LONDON, March 10, 2009 (AFP) - British finance minister Alistair Darling echoed a US call for coordinated action to tackle the credit crunch Tuesday after eurozone countries rebuffed it ahead of an EU finance ministers' meeting.
Darling said governments "must be prepared to do more", adding: "In these extraordinary times it is essential that governments act together" in an article for the Guardian newspaper.
His comments, ahead of an EU finance ministers meeting Tuesday, again highlight differences between world powers ahead of the G20 London summit on April 2, designed to coordinate the global response to the credit crunch.
|A female bargain-hunter leaves a shop that has a clearance sale before going out of business after trading for the past ten years in Los Angeles on March 9. Billionaire Warren Buffett said the US economy could recover in five years. (Photo: AFP)|
In an interview Monday, Larry Summers, President Barack Obama's top economic advisor, said that world leaders must focus on boosting world demand ahead of the G20.
There was a need for "extraordinary public action", he said, urging leaders to take coordinated steps to pump more money into the economy.
But after a eurozone finance ministers' meeting Monday, their chairman Jean-Claude Juncker of Luxembourg rejected the call for more pump-priming, saying the US calls "do not suit us".

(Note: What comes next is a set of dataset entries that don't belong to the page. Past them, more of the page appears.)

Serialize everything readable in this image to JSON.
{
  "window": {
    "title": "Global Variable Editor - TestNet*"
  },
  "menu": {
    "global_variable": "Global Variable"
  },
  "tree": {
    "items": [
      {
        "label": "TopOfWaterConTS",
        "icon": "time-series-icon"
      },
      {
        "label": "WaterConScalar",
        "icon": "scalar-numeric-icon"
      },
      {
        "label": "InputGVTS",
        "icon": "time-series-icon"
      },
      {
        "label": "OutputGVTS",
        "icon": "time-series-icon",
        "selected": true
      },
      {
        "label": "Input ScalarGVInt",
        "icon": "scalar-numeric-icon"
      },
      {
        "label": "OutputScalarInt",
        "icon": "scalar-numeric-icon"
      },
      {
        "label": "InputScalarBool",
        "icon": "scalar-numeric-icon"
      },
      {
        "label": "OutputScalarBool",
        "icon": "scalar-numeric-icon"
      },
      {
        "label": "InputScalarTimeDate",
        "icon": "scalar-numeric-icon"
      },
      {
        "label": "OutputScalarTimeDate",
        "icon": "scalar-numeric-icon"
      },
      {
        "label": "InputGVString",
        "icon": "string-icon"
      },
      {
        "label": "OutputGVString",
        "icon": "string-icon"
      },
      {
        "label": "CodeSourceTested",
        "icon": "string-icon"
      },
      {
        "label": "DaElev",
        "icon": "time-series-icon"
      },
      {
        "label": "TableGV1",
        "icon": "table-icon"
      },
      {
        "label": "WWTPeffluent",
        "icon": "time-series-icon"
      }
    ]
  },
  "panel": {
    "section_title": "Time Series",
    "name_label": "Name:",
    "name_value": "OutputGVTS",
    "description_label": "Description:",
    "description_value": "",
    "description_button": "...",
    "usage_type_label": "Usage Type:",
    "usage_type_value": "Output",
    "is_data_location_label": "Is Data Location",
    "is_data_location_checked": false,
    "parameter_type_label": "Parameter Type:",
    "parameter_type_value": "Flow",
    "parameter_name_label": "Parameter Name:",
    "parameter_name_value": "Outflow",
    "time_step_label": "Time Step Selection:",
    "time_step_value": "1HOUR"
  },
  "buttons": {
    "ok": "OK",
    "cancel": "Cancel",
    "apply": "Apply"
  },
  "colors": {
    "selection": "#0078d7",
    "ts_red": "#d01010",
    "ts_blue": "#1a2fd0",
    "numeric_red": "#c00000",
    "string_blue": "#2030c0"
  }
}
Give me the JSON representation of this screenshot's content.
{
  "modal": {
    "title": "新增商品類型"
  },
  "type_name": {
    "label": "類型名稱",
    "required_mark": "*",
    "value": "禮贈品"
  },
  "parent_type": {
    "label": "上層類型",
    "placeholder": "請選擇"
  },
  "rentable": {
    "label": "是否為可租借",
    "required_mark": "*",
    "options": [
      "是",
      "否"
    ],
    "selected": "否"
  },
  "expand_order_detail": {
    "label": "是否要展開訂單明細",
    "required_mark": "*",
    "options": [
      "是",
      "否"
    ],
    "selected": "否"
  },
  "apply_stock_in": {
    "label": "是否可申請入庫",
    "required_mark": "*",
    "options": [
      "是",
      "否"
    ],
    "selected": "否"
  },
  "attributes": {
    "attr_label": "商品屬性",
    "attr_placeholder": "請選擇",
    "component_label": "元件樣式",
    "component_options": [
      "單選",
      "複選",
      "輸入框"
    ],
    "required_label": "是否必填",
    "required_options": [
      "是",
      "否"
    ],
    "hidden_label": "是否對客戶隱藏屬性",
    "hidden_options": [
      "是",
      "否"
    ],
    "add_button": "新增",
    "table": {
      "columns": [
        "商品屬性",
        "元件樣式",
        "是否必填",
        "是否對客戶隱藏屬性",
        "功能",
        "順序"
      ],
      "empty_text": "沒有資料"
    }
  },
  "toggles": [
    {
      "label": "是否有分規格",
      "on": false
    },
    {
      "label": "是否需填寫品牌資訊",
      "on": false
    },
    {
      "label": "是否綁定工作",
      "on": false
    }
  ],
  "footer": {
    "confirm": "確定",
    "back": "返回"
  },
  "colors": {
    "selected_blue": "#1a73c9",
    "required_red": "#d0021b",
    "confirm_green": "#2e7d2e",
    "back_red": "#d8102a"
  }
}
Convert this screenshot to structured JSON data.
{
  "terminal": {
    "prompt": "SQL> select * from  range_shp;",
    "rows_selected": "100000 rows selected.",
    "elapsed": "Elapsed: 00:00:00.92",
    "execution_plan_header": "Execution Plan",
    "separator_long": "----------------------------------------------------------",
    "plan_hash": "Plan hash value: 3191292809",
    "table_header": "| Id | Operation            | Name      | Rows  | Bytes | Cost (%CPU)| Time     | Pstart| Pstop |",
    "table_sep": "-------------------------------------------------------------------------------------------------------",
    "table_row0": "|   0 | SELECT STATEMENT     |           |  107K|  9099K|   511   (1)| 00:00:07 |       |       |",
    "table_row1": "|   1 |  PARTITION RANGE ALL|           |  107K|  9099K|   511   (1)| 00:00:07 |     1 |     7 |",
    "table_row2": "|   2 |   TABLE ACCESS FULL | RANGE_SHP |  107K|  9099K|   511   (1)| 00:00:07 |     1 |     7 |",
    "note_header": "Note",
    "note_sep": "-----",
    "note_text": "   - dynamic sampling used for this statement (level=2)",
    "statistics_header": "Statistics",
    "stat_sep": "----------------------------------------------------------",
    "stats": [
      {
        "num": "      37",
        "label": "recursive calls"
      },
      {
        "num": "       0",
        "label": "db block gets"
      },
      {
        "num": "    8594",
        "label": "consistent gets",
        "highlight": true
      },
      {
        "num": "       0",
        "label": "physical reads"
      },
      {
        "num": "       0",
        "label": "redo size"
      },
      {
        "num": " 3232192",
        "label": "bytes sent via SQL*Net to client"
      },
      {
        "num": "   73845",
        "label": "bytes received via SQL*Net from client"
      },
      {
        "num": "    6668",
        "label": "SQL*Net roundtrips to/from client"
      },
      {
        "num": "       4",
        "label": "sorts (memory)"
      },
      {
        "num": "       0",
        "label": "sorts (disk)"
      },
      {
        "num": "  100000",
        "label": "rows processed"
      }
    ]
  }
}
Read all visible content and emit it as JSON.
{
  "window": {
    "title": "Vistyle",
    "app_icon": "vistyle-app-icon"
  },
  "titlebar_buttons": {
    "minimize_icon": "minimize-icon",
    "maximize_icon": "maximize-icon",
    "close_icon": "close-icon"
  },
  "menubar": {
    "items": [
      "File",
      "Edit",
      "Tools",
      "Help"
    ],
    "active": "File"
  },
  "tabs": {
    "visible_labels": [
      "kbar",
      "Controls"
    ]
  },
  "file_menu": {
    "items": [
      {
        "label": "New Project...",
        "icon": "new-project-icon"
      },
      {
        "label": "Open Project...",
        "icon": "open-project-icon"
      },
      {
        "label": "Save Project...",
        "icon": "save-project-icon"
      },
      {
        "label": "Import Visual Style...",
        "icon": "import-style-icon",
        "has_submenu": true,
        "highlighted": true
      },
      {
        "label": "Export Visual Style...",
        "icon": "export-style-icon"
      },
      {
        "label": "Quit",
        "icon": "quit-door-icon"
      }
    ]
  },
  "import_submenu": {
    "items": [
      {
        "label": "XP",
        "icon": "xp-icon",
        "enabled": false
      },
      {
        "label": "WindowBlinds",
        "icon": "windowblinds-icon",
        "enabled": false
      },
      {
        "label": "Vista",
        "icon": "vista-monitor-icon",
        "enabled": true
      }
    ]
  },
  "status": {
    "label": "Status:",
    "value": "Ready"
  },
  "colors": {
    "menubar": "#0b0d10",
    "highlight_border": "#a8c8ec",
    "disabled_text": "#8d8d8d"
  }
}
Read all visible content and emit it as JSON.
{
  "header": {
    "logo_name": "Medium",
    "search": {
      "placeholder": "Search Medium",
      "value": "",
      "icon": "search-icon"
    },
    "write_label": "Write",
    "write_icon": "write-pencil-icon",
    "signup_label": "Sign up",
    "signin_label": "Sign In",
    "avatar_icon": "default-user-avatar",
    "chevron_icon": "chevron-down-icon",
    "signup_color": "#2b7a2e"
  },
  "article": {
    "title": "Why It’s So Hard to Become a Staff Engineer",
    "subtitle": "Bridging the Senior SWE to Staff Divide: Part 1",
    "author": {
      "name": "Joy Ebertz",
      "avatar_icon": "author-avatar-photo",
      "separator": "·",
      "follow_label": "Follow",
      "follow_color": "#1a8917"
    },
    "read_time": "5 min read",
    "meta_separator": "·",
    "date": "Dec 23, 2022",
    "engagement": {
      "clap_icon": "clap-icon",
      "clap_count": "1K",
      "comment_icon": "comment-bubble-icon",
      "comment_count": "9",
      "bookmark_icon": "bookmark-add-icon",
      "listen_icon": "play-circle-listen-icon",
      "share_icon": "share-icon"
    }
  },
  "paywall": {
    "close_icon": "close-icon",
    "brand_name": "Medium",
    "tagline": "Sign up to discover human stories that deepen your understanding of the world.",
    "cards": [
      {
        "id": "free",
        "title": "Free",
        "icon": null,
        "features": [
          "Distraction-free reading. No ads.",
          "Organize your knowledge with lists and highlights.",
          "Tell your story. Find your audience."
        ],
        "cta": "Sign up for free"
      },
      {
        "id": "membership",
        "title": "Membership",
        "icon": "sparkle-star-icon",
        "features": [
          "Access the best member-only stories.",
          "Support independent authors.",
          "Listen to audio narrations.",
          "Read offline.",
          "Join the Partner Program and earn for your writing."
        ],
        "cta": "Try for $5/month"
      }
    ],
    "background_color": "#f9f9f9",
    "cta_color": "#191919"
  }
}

German Finance Minister Peer Steinbrueck also said that no further measures were planned, adding: "We should concentrate on measures that have already been decided."
Darling, whose official title is chancellor of the exchequer, noted the international community had already taken concerted action.
But he added: "In the face of the sharpest and most synchronised global downturn for generations, governments must be prepared to do more.
"As Larry Summers, President Obama's economic adviser, said this week, the notion that the market demand will always self-correct is misguided.
"In these extraordinary times, it is essential that governments act together to reduce the impact of the downturn and support a sustainable recovery.
"Governments can, and must, act to make a real difference."
Darling also called for the G20 to agree a "substantial increase in the resources available to the IMF".
The EU is to call for the IMF's resources for struggling nations to be doubled to 500 billion dollars (396 billion euros) Tuesday, according to a draft document.